What can you do about mobbing?
Instead of giving you trends that could help, let’s talk about concrete solutions that you can start practicing today. We call them, the four B’s of Bullying.
It is essential to adopt formal policies to prohibit workplace mobbing. While HR policies often pertain to individual harassment, they often do not speak to the issue of group or peer harassment in specific ways. Including language with an explicit focus on acts of group bullying or mobbing that target diverse employees is a fundamental step for organizations, in much the same way as how specific laws in some countries are developed to address hate crimes.
It is imperative to recognize that workplace mobbing and bullying increase in highly competitive workplaces, especially when resources are limited. Management strategies that pit employees against each other to prove their own value can make peers feel threatened by high performers and cause them to engage in group bullying for their own self-preservation. Diverse high performers stand out in the workplace and can become easy targets of workplace mobbing. Facilitating inclusive workplaces in which there is collaboration, peer mentoring and a balance between group and individual rewards are effective ways to offset and perhaps prevent workplace mobbing, particularly the kind that targets diverse employees.

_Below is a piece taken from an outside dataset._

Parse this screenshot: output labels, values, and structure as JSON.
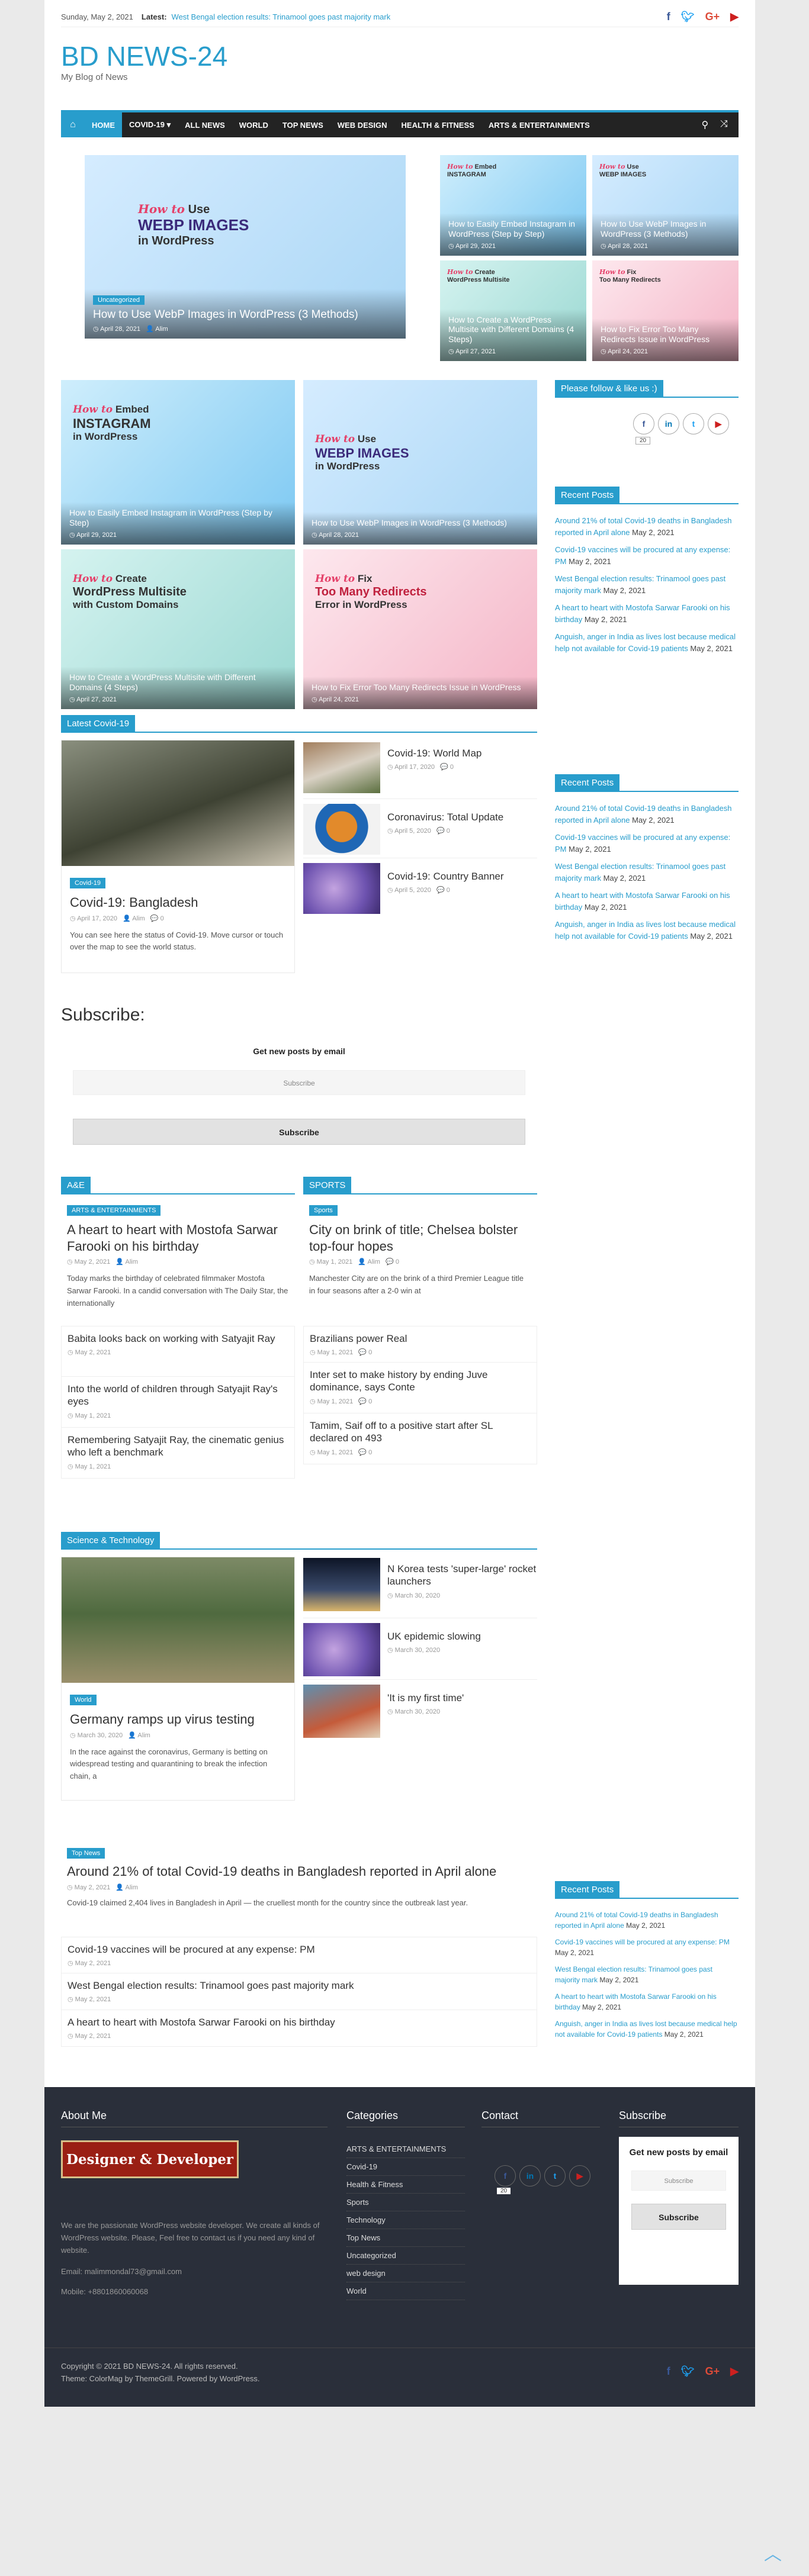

In order to build inclusive organizations that resist group bullying it is necessary to have engaged and proactive efforts by socially responsible leaders. Examine your own behavior to ensure that you are setting a good example. Leaders must learn, pay attention to and respond to signs that workplace mobbing is taking place — especially behaviors that target women and other minority groups. Leaders must not fall for rumors or hearsay that reframe top diverse talent as a “troublemaker,” “not a team player,” “uncooperative” or “just out for themselves.” Leaders must also not remain silent when they receive frequent complaints of micro-aggressions toward top performers. How a leader responds (or fails to respond) to these incidences and behaviors sends a powerful sign to other employees.
Be a Hero
As cheesy or cliché as this may sound, it’s the hardest one for a lot of people. Do not stay silent if you experience bullying or see it. Remember, when someone exhibits bullying behavior and gets away with it, it reinforces the behavior. Also, designate points of contact or trustworthy helpers, so employees know where to turn for help when the time comes. Remember, you are a role model who can influence others, like it or not. Talk to employees and ask open-ended questions about the work environment, atmosphere and how things are going. Do the same with supervisors. Encourage open communication and a willingness to intervene when needed. Everyone can be a hero.

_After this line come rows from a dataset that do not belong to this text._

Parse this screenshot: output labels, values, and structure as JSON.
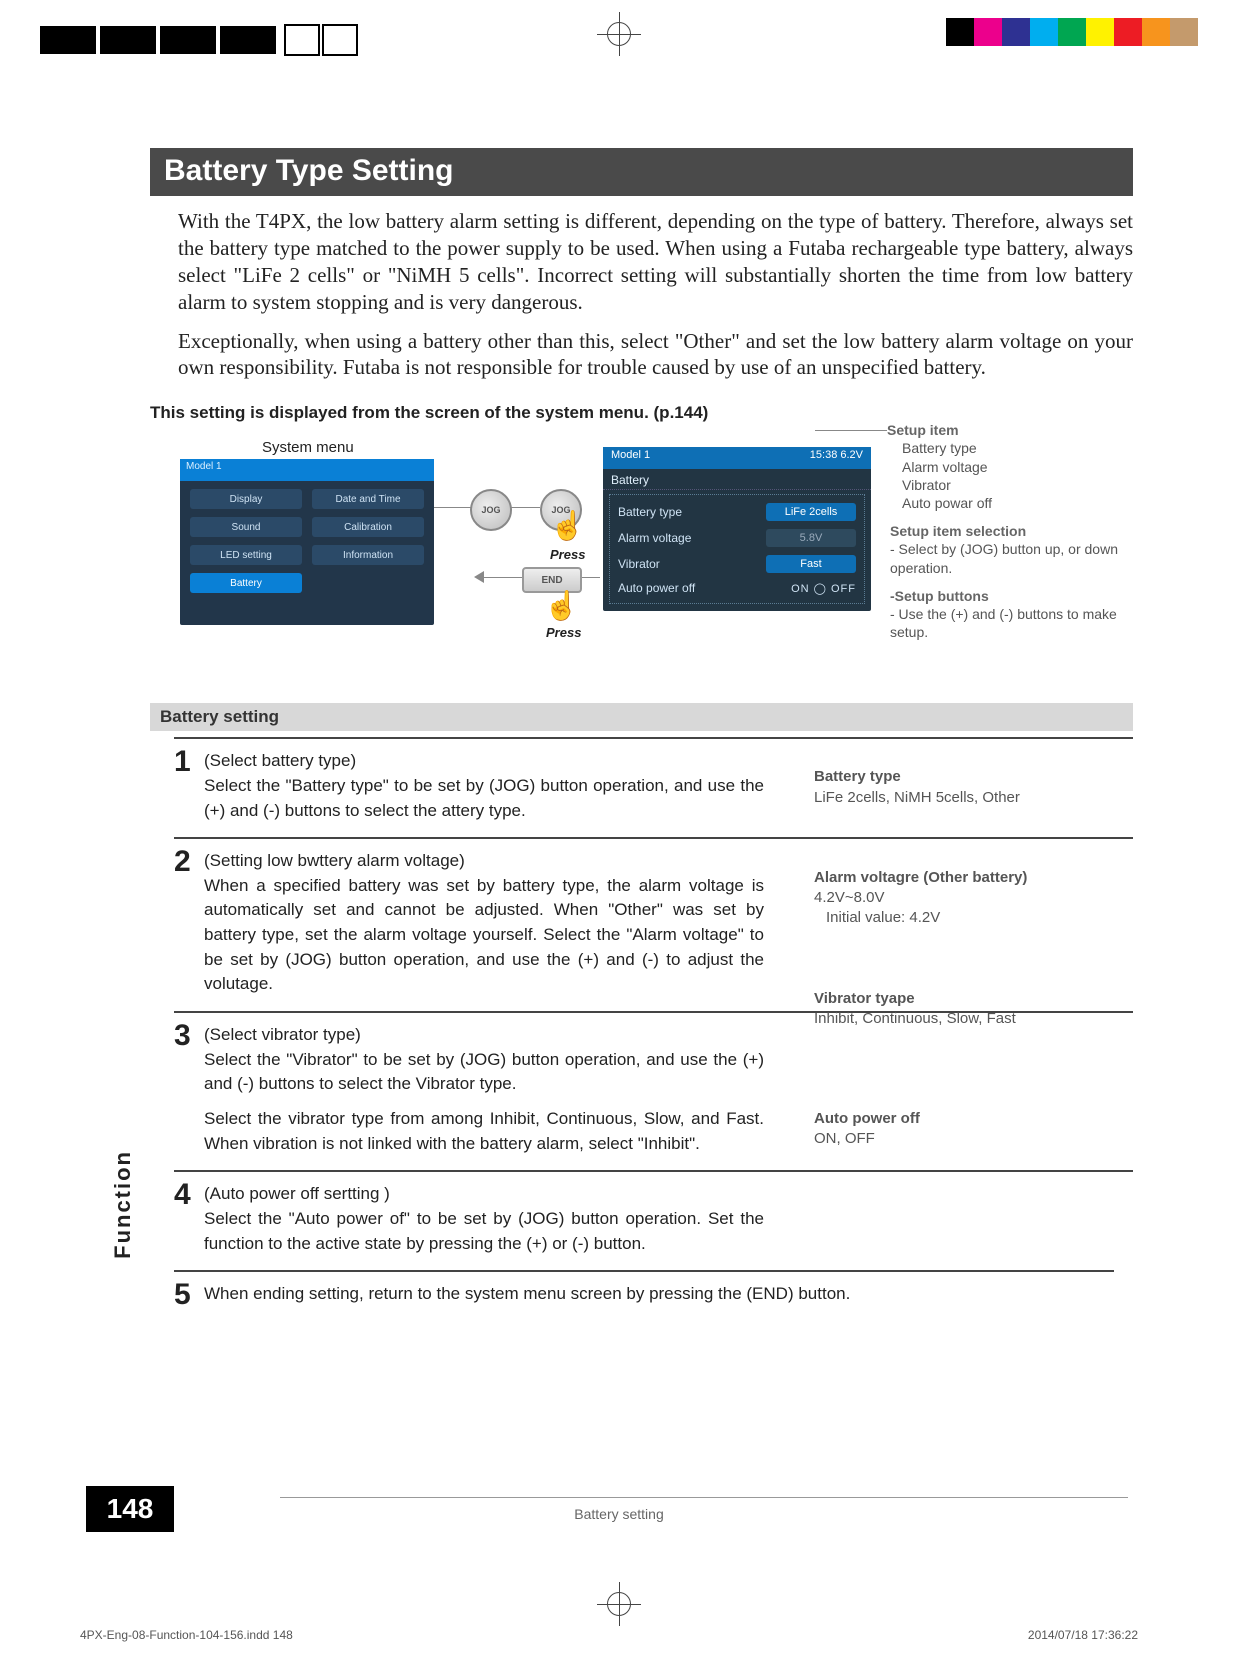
{
  "title": "Battery Type Setting",
  "intro_p1": "With the T4PX, the low battery alarm setting is different, depending on the type of battery. Therefore, always set the battery type matched to the power supply to be used. When using a Futaba rechargeable type battery, always select \"LiFe 2 cells\" or \"NiMH 5 cells\". Incorrect setting will substantially shorten the time from low battery alarm to system stopping and is very dangerous.",
  "intro_p2": "Exceptionally, when using a battery other than this, select \"Other\" and set the low battery alarm voltage on your own responsibility. Futaba is not responsible for trouble caused by use of an unspecified battery.",
  "display_note": "This setting is displayed from the screen of the system menu. (p.144)",
  "sysmenu_label": "System menu",
  "sysmenu_header": "Model 1",
  "sysmenu_cells": {
    "r1a": "Display",
    "r1b": "Date and Time",
    "r2a": "Sound",
    "r2b": "Calibration",
    "r3a": "LED setting",
    "r3b": "Information",
    "r4a": "Battery",
    "r4b": ""
  },
  "battery_screen": {
    "model": "Model 1",
    "clock": "15:38 6.2V",
    "section": "Battery",
    "rows": {
      "battery_type_label": "Battery type",
      "battery_type_value": "LiFe 2cells",
      "alarm_voltage_label": "Alarm voltage",
      "alarm_voltage_value": "5.8V",
      "vibrator_label": "Vibrator",
      "vibrator_value": "Fast",
      "auto_off_label": "Auto power off",
      "auto_off_value": "ON ◯ OFF"
    }
  },
  "jog_label": "JOG",
  "end_label": "END",
  "press_label": "Press",
  "setup_info": {
    "setup_item_head": "Setup item",
    "items": {
      "a": "Battery type",
      "b": "Alarm voltage",
      "c": "Vibrator",
      "d": "Auto powar off"
    },
    "selection_head": "Setup item selection",
    "selection_text": "- Select by (JOG) button up, or down operation.",
    "buttons_head": "-Setup buttons",
    "buttons_text": "- Use the (+) and (-) buttons to make setup."
  },
  "setting_header": "Battery setting",
  "steps": {
    "s1_title": "(Select battery type)",
    "s1_text": "Select the \"Battery type\" to be set by (JOG) button operation, and use the (+) and (-) buttons to select the attery type.",
    "s2_title": "(Setting low bwttery alarm voltage)",
    "s2_text": "When a specified battery was set by battery type, the alarm voltage is automatically set and cannot be adjusted. When \"Other\" was set by battery type, set the alarm voltage yourself. Select the \"Alarm voltage\" to be set by (JOG) button operation, and use the (+) and (-) to adjust the volutage.",
    "s3_title": "(Select vibrator type)",
    "s3_text1": "Select the \"Vibrator\" to be set by (JOG) button operation, and use the (+) and (-) buttons to select the Vibrator type.",
    "s3_text2": "Select the vibrator type from among Inhibit, Continuous, Slow, and Fast. When vibration is not linked with the battery alarm, select \"Inhibit\".",
    "s4_title": "(Auto power off sertting )",
    "s4_text": "Select the \"Auto power of\" to be set by (JOG) button operation. Set the function to the active state by pressing the (+) or (-) button.",
    "s5_text": "When ending setting, return to the system menu screen by pressing the (END) button."
  },
  "side": {
    "bt_head": "Battery type",
    "bt_text": "LiFe 2cells, NiMH 5cells, Other",
    "av_head": "Alarm voltagre (Other battery)",
    "av_text1": "4.2V~8.0V",
    "av_text2": "Initial value: 4.2V",
    "vb_head": "Vibrator tyape",
    "vb_text": "Inhibit, Continuous, Slow, Fast",
    "ap_head": "Auto power off",
    "ap_text": "ON, OFF"
  },
  "vert_label": "Function",
  "page_number": "148",
  "footer_title": "Battery setting",
  "print_footer_left": "4PX-Eng-08-Function-104-156.indd   148",
  "print_footer_right": "2014/07/18   17:36:22",
  "swatches": [
    "#000000",
    "#ec008c",
    "#2e3192",
    "#00aeef",
    "#00a651",
    "#fff200",
    "#ed1c24",
    "#f7941d",
    "#c49a6c"
  ]
}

By the way, if you want to know more strategies for managing bullies out of your business, we recommend the book The Bully-Proof Workplace: Essential Strategies, Tips, and Scripts for Dealing with the Office Sociopath. It’s very recent and it has a lot of helpful information.
What’s the verdict?
Basically, all leaders should treat workplace mobbing for what it is: “slow poison” for inclusive organizations. Leaders of inclusive organizations must proactively address the rise of workplace mobbing to retain diverse talent. By the way, the startup phase is a huge opportunity for businesses to build a culture of wellness from the very beginning. In the early phase, employees should still feel that their physical, mental, and emotional health is supported. And remember, workplaces will be workplaces. In most cases, you have a lot of different personalities thrown into one cauldron during working hours. Drama, gossip, power struggles, and office politics are often inevitable, at least to some extent. We may not get bullies to admit that they are wrong, but their harmful behavior can be discouraged by individuals standing up for themselves in a workplace culture designed to support a bully-free work zone.